I thanked the mother superior, and she advised me to go lay down. I probably looked a little dazed.  I collapsed on my old bed, it was so comfortable and welcoming now. When I woke up I realized it was probably dinner time, or later. I was very hungry, and went to see if there was anything left. The others were just finishing their meal. When I walked into the room, they all stopped, spoons paused in midair, and looked at me. I wanted to sink into the ground, I hadn’t the least idea why they gave me such strange looks.
“Catherine has come back to stay with us, sisters,” the mother superior said briskly. I felt their resentment at once, when I asked for something to eat. Then it was clear: I was simply one more to spread to the sparse food to. My staying would mean everyone would get a little less, so that I could eat. I didn’t want to cause them any inconvenience, but what else could I do?
“She’s come back to be fed, that’s what it is. Doesn’t think of us, hardly enough to eat anyways. But young people are like that, just as selfish as could be,” someone murmured in the kitchen. I blushed, for the second time in my life. I was ashamed partly because that was indeed, one reason why I returned, and because they made me sound so wicked and conniving. After eating my thin soup that was more like muddy water, I went back to my room. It was very cold, and I shivered under the blankets. For the first time in a while there were no sounds to wake me, no marching armies, no screaming women or children, no crackling devouring fires. It was peaceful. But I was frightened. The silence was more dangerous to me than the noise. I felt locked up, away from the world. A form of solitary confinement…I thought bitterly…those horrible crimes are still happening, I just can’t hear them. The deadly muteness threatened me with imagined voices and sounds. Restlessly, I at last fell asleep.
But I had a dream. I was sitting on my cot, and a soldier came in. He stomped his way over to me, and stood, smelling of beer, cigars, blood, and sauerkraut, over me. I cringed and tried to turn away. He grabbed my neck and mumbled something in garbled German. He took out a sharp, shiny knife.
“This is for those who lie. Those who are self-centered. Those who pretend they are righteous, and are not. Those who take food from the mouths of the innocent. I shall either use this,” he ran his finger across the blade, “or burn you alive in this room.” I shook at the thought of dying in a fire. He took advantage of my fear. “I think that is the best way to remove hypocrites from the world.” He took a match from his pocket, pulled the blanket off my bed and made a pile in the middle of the floor with it. “What is in that box?” he demanded. I could not answer. He opened it, and found all the letters from my parents. “Perfect tinder,” he muttered.  He crumpled the papers up on the blanket. “I’ll light the match, and as soon as the paper has caught fire, I’ll leave, and lock the door after me. I’d better tie you up, so you don’t escape.” He used his belt to wrap me to the bed frame. Then, holding the match firmly, he lit it, and carefully dropped in among the love letters from a French woman. The greedy flame consumed the first sheet within seconds, and then the man left. I heard him bar the door. With agonizing awareness, I watched the fire spread and grow. It charred the blanket, and crept closer to the bed. Then in a moment it caught the mattress, and the straw inside. Another moment, and it was inches from my body. I could feel the intense heat, and screamed.

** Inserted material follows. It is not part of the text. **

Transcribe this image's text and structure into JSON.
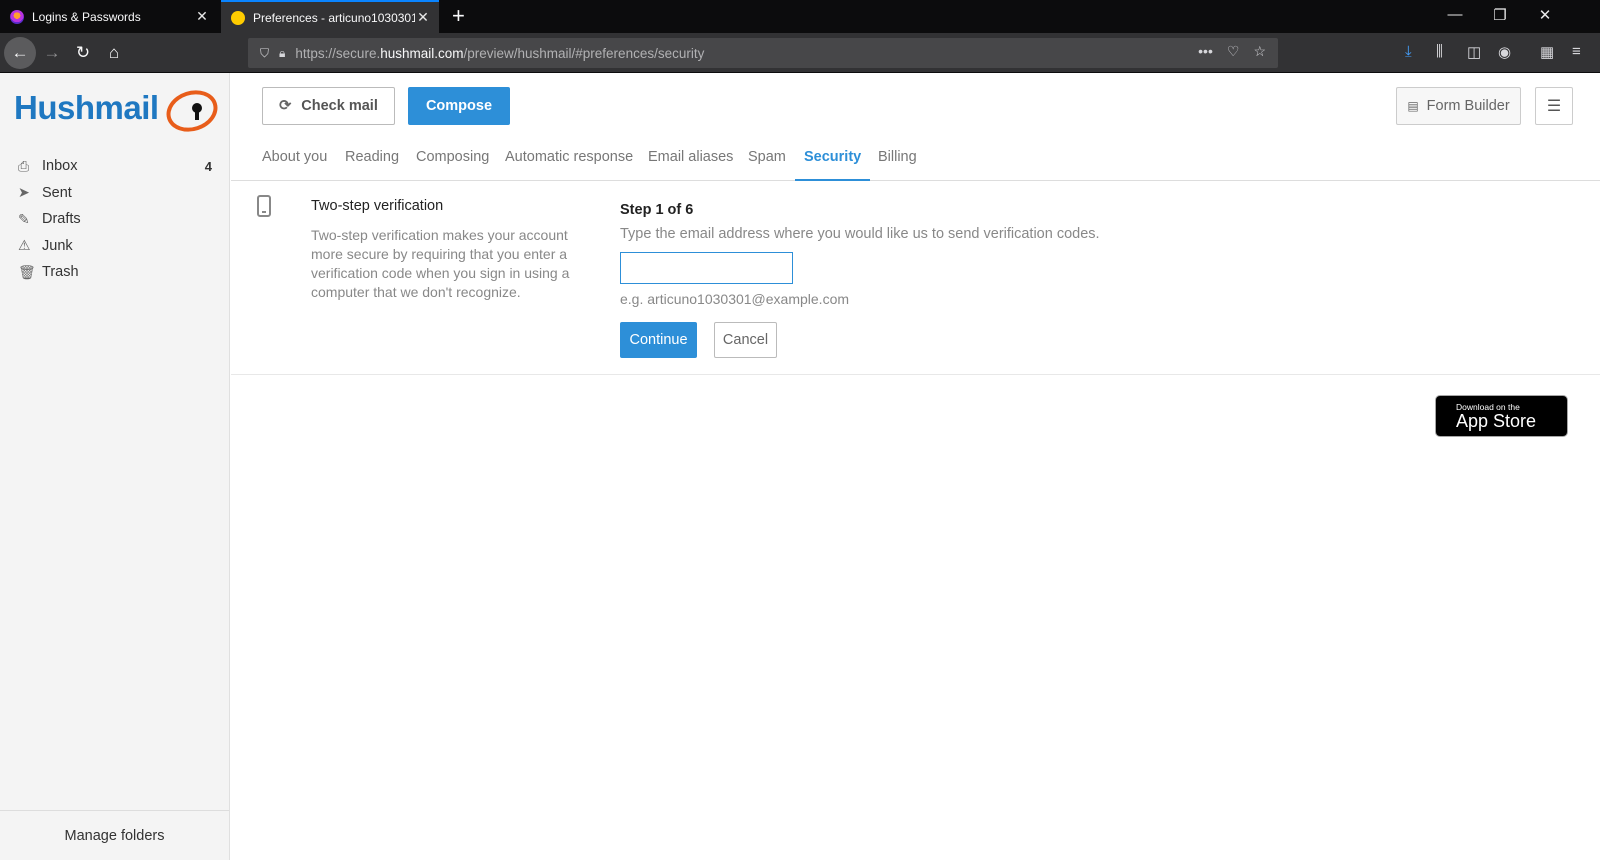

I woke up, sweating and throwing the covers off me. I looked around desperately for the fire, but there was none. The fear choked my throat, I could not swallow. Oh, no, I can’t live like this. Please, I must escape, I must do something to get away. It will be like this every night. Every night I shall be haunted and teased by what I have done. So I worried and fretted until morning came.
Thus was my first night back at St. Margaret’s Nunnery.